After 10 All-Star appearances, a Rookie of the Year, and an MVP with the Seattle Mariners, Ichiro Suzuki was traded today to the New York Yankees for two prospects.
After 10 All-Star appearances, a Rookie of the Year, and an MVP with the Seattle Mariners, Ichiro Suzuki was traded today to the New York Yankees for two prospects.Al Messerschmidt/Getty Images
Devin HigginsContributor IIIJuly 23, 2012

Well, with the upcoming home-and-home series between the Seattle Mariners and New York Yankees, the next two weeks are going to get a whole heck of a lot more interesting.

The Yanks are coming to Safeco Field tonight for the first of a three-game set with the Mariners.
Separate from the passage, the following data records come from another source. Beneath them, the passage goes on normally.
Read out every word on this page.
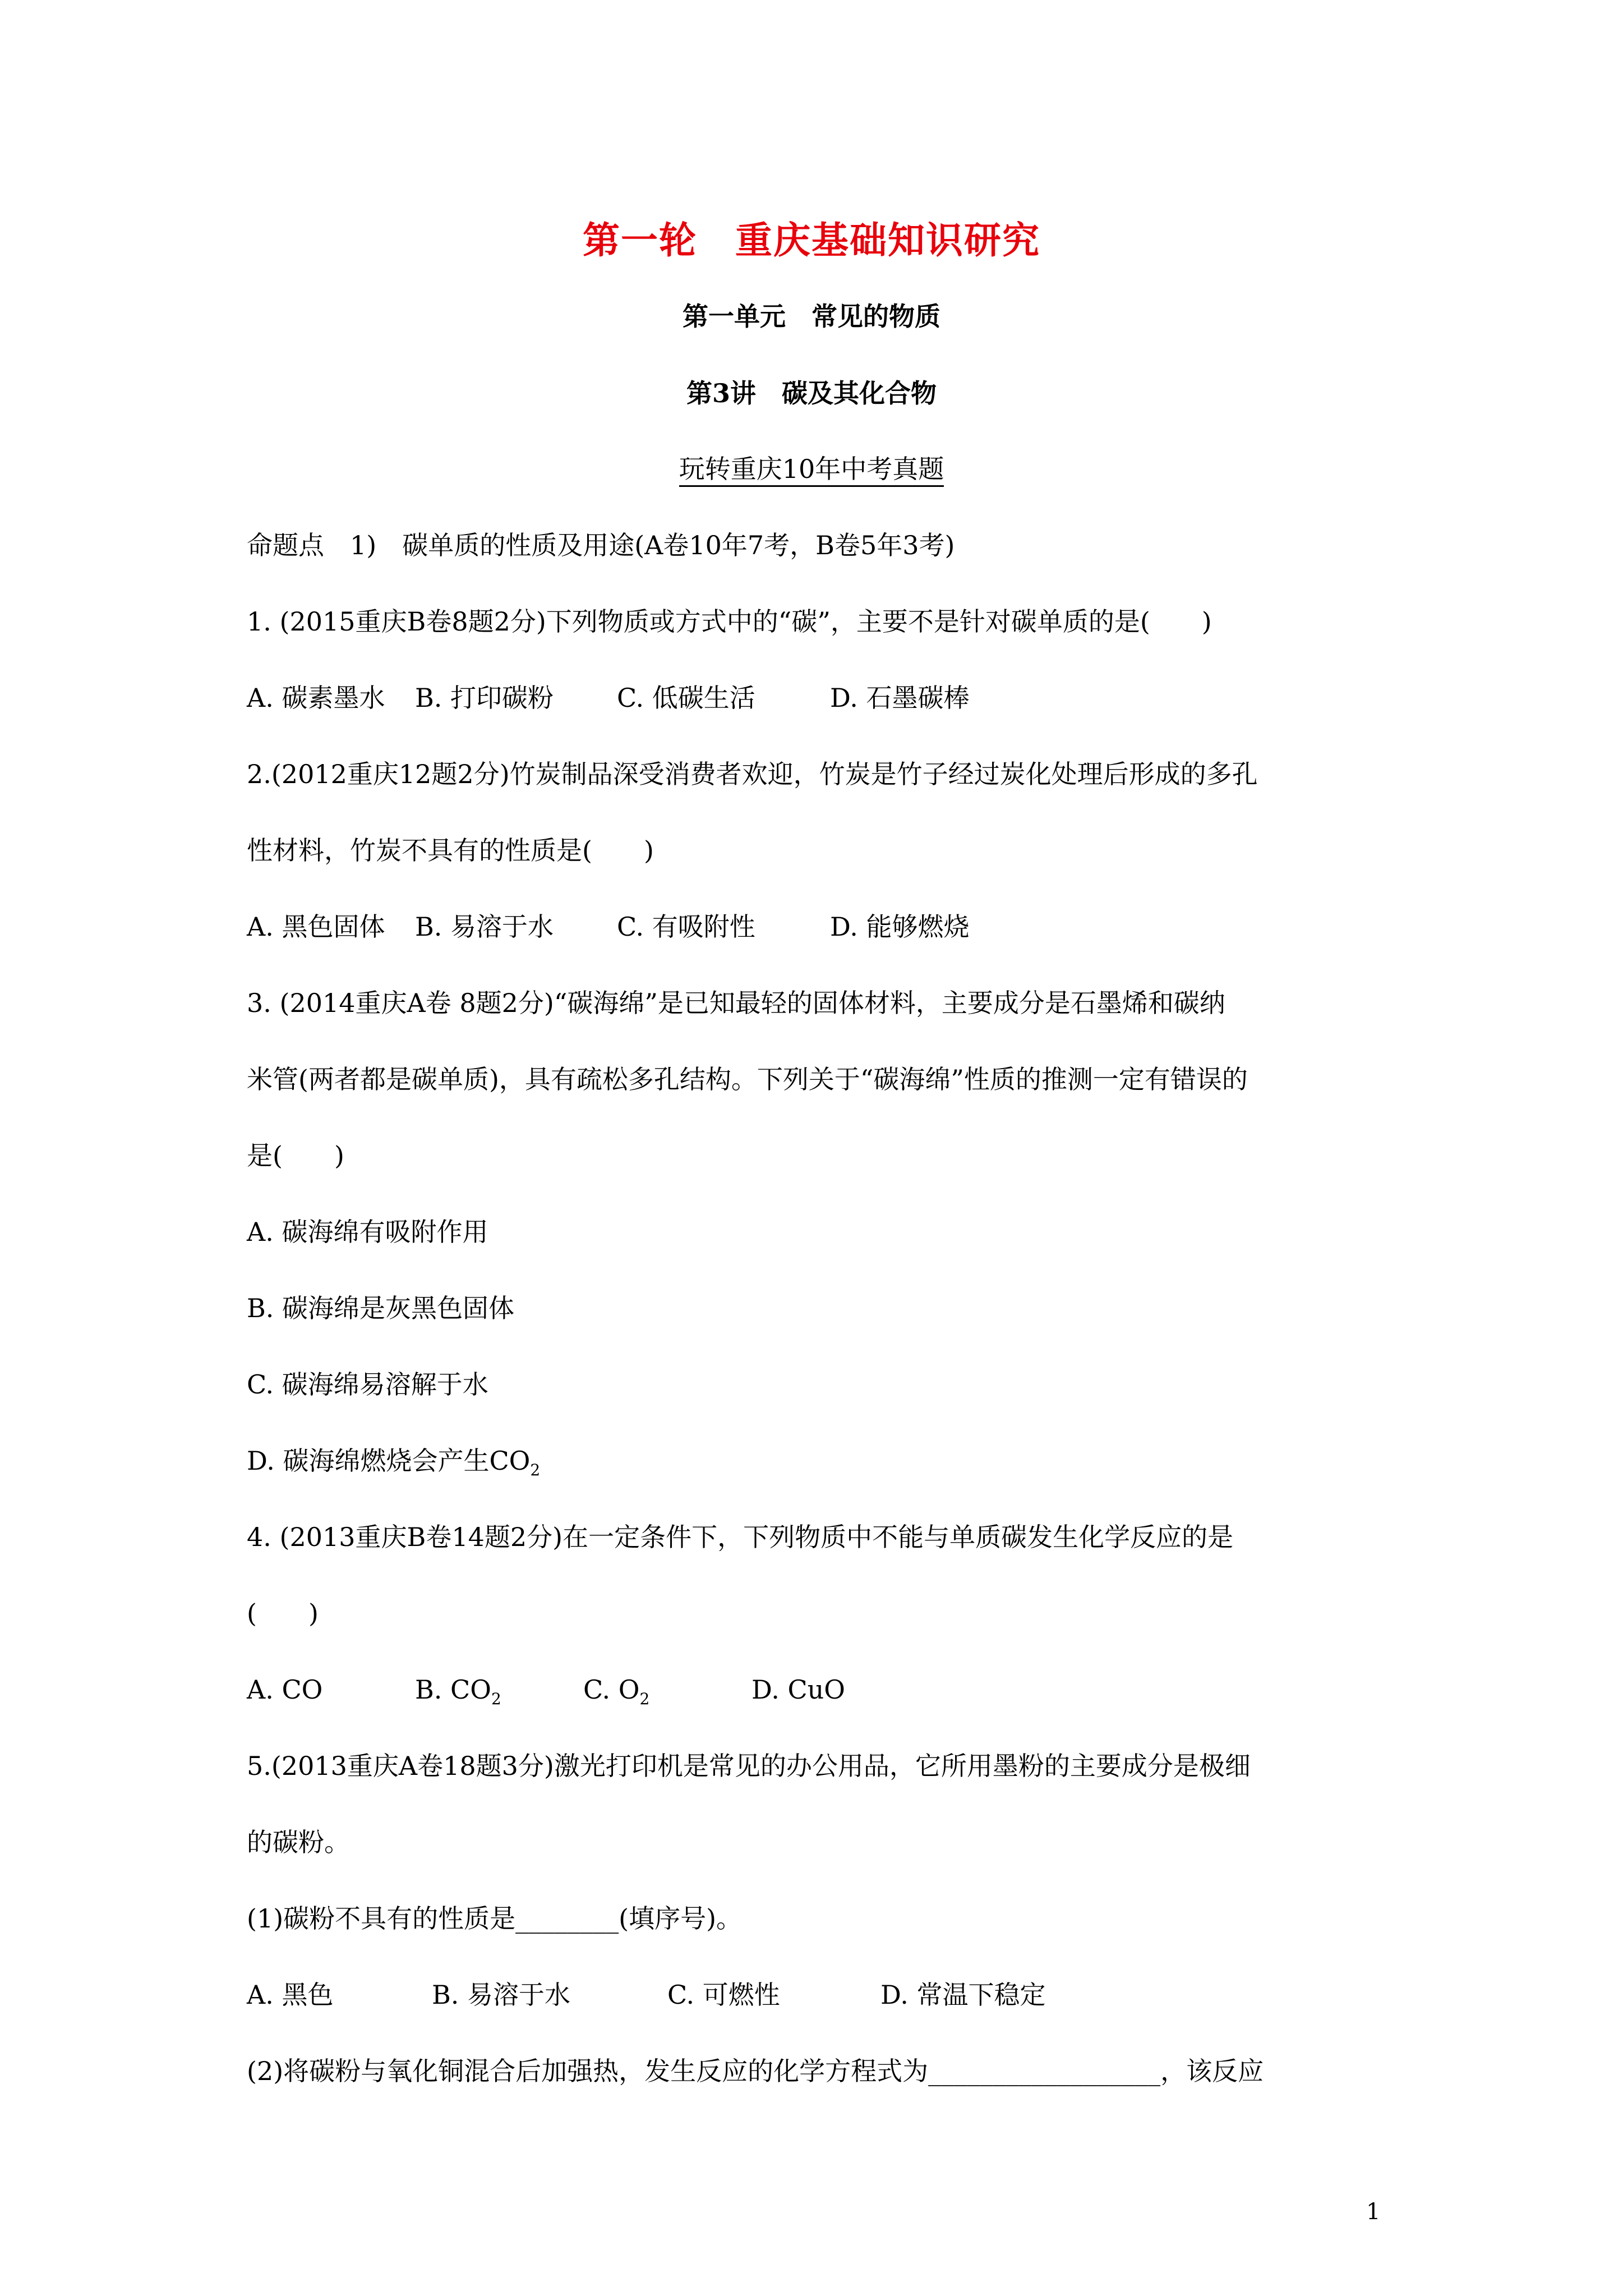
第一轮　重庆基础知识研究
第一单元　常见的物质
第3讲　碳及其化合物
玩转重庆10年中考真题
命题点　1)　碳单质的性质及用途(A卷10年7考，B卷5年3考)
1. (2015重庆B卷8题2分)下列物质或方式中的“碳”，主要不是针对碳单质的是(　　)
A. 碳素墨水	B. 打印碳粉	C. 低碳生活	D. 石墨碳棒
2.(2012重庆12题2分)竹炭制品深受消费者欢迎，竹炭是竹子经过炭化处理后形成的多孔
性材料，竹炭不具有的性质是(　　)
A. 黑色固体	B. 易溶于水	C. 有吸附性	D. 能够燃烧
3. (2014重庆A卷 8题2分)“碳海绵”是已知最轻的固体材料，主要成分是石墨烯和碳纳
米管(两者都是碳单质)，具有疏松多孔结构。下列关于“碳海绵”性质的推测一定有错误的
是(　　)
A. 碳海绵有吸附作用
B. 碳海绵是灰黑色固体
C. 碳海绵易溶解于水
D. 碳海绵燃烧会产生$CO_2$
4. (2013重庆B卷14题2分)在一定条件下，下列物质中不能与单质碳发生化学反应的是
(　　)
A. CO	B. $CO_2$	C. $O_2$	D. CuO
5.(2013重庆A卷18题3分)激光打印机是常见的办公用品，它所用墨粉的主要成分是极细
的碳粉。
(1)碳粉不具有的性质是________(填序号)。
A. 黑色	B. 易溶于水	C. 可燃性	D. 常温下稳定
(2)将碳粉与氧化铜混合后加强热，发生反应的化学方程式为__________________，该反应
1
Ten-time All-Star Ichiro Suzuki was traded to the team for two minor league pitchers, D.J. Mitchell and Danny Farquhar and cash considerations, (according to MLB.com).

Hitting a career-low .261 with just four HR and 15 stolen bases, the 38-year-old former Rookie of the Year and AL MVP joins a Yankees team with not only a stacked lineup, but also the best record in baseball.

There were many conflicting opinions in Seattle about whether or not to bring Ichiro, at $18 million and in the last year of his contract, back next season to end his career with the Mariners. Jay Buhner, the Seattle fan favorite whom Ichiro replaced in right field, told 710 ESPN Radio Seattle on July 17,

"I'd vomit. I mean, really, no offense. No offense, we've got to get this organization turned around. You can't be spending all the money on one guy."

No offense, "Bone," but it ain't going to stop teams from trying. (see: Angels, Los Angeles)

The question that stymied Seattle fans (which unlike the Sasquatch, do actually exist) are asking now is, "That's it?! A surefire Hall of Famer and that's all we could get for him?! From the Yankees, no less?!"

Looks that way, and as reports continue to surface, it appears that Ichiro approved the deal to join the "Evil Empire" and thereby clinched the deal.

Are we seeing something similar to the time when Ray Bourque left the Boston Bruins for the Colorado Avalanche and a long-sought Stanley Cup after 21 seasons? Maybe. It's obvious that Ichiro is not the player he once was, and had he stayed with the floundering Mariners, the chances were astronomical he'd be anything but more a window dressing for a team that needs more than one good player.

Still, if you didn't have reason to watch tonight's game, now you do.

As the late Dave Niehaus always said, "My, oh my!"